I write my own function in Python. The function is very simple and below you can see data and function:
data_1 = {'id':['1','2','3','4','5'],
'name': ['Company1', 'Company1', 'Company3', 'Company4', 'Company5'],
'employee': [10, 3, 5, 1, 0],
'sales': [100, 30, 50, 200, 0],
}
df = pd.DataFrame(data_1, columns = ['id','name', 'employee','sales'])
threshold_1=40
threshold_2=50
And the function is written below:
def my_function(employee,sales):
conditions = [
(sales == 0 ),
(sales < threshold_1),
(sales >= threshold_1 & employee <= threshold_2)]

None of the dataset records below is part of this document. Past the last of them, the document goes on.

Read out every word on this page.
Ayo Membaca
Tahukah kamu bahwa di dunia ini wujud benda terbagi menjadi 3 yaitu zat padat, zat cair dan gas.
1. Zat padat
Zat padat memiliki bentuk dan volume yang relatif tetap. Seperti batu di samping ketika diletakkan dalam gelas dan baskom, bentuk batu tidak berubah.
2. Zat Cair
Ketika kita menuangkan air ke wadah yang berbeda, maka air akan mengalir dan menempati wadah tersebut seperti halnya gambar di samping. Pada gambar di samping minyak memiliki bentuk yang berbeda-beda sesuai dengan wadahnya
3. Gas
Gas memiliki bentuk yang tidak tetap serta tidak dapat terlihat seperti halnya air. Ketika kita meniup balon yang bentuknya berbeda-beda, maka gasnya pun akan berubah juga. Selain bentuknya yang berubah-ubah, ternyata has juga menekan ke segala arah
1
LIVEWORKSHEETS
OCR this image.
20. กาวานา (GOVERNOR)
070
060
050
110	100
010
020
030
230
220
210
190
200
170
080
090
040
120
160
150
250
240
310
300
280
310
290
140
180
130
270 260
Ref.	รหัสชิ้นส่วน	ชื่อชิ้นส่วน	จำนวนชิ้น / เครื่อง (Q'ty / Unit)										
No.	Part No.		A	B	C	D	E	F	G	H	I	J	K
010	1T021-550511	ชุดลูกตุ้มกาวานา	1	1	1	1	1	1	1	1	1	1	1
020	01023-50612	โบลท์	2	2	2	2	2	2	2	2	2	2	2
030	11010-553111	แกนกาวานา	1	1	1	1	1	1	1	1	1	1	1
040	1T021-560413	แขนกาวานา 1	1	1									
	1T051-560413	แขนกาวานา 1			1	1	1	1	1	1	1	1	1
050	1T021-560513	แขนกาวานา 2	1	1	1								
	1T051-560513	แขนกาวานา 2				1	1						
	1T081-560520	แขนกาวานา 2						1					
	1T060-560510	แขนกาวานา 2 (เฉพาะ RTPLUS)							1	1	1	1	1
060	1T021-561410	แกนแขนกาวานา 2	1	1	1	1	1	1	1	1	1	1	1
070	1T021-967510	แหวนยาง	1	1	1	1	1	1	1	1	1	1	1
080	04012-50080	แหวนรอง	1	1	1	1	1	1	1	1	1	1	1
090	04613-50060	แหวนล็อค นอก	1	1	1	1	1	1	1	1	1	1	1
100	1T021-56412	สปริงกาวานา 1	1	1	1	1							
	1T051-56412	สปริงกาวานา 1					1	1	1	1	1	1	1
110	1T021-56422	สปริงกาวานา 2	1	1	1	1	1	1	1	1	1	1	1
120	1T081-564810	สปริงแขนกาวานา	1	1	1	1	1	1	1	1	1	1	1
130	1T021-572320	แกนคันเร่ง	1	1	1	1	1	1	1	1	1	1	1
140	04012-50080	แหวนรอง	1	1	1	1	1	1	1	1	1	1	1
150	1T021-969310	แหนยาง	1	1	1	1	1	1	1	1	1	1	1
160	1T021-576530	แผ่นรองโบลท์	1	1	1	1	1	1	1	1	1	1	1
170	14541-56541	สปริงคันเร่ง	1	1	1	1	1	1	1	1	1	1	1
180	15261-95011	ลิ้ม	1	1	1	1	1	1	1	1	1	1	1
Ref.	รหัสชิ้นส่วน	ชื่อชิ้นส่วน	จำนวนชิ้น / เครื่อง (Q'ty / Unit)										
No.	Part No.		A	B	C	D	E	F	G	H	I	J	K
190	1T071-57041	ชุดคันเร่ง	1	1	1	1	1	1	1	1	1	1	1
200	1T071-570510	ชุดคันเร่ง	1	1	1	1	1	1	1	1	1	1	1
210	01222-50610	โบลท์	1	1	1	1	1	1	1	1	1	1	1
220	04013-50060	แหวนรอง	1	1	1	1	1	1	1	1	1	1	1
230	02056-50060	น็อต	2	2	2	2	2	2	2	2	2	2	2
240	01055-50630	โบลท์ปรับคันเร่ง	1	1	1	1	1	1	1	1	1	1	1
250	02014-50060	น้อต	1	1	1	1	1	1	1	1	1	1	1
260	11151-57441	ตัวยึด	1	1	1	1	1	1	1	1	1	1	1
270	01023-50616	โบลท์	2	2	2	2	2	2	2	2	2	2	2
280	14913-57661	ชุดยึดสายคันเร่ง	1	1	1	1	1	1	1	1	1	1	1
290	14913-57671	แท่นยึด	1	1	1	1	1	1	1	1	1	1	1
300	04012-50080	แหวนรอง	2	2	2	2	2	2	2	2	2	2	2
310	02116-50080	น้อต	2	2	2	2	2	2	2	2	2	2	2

values = [0, sales*2, sales*4]
sales_estimation = np.select(conditions, values)
return (sales_estimation)
df['new_column'] = df.apply(lambda x: my_function(x.employee,x.sales), axis=1)
df
So this function works well and gives the expected result.
Now I want to make the same function but with vectorized operation across Pandas Series. I need to have this function because vectorized operation decreases the time for executing. For this reason, I wrote this function but the function is not working.
def my_function1(
pandas_series:pd.Series
)-> pd.Series:
"""
Vectorized operation across Pandas Series
"""
conditions = [
(sales == 0 ),
(sales < threshold_1),
(sales >= threshold_1 & employee <= threshold_2)]
values = [0, sales*2, sales*4]
sales_estimation = np.select(conditions, values)
return sales_estimation
df['new_column_1']=my_function1(data['employee','sales'])
Probably my error is related to the input parameters of this function. So can anybody help me how to solve this problem and make my_function1 functional?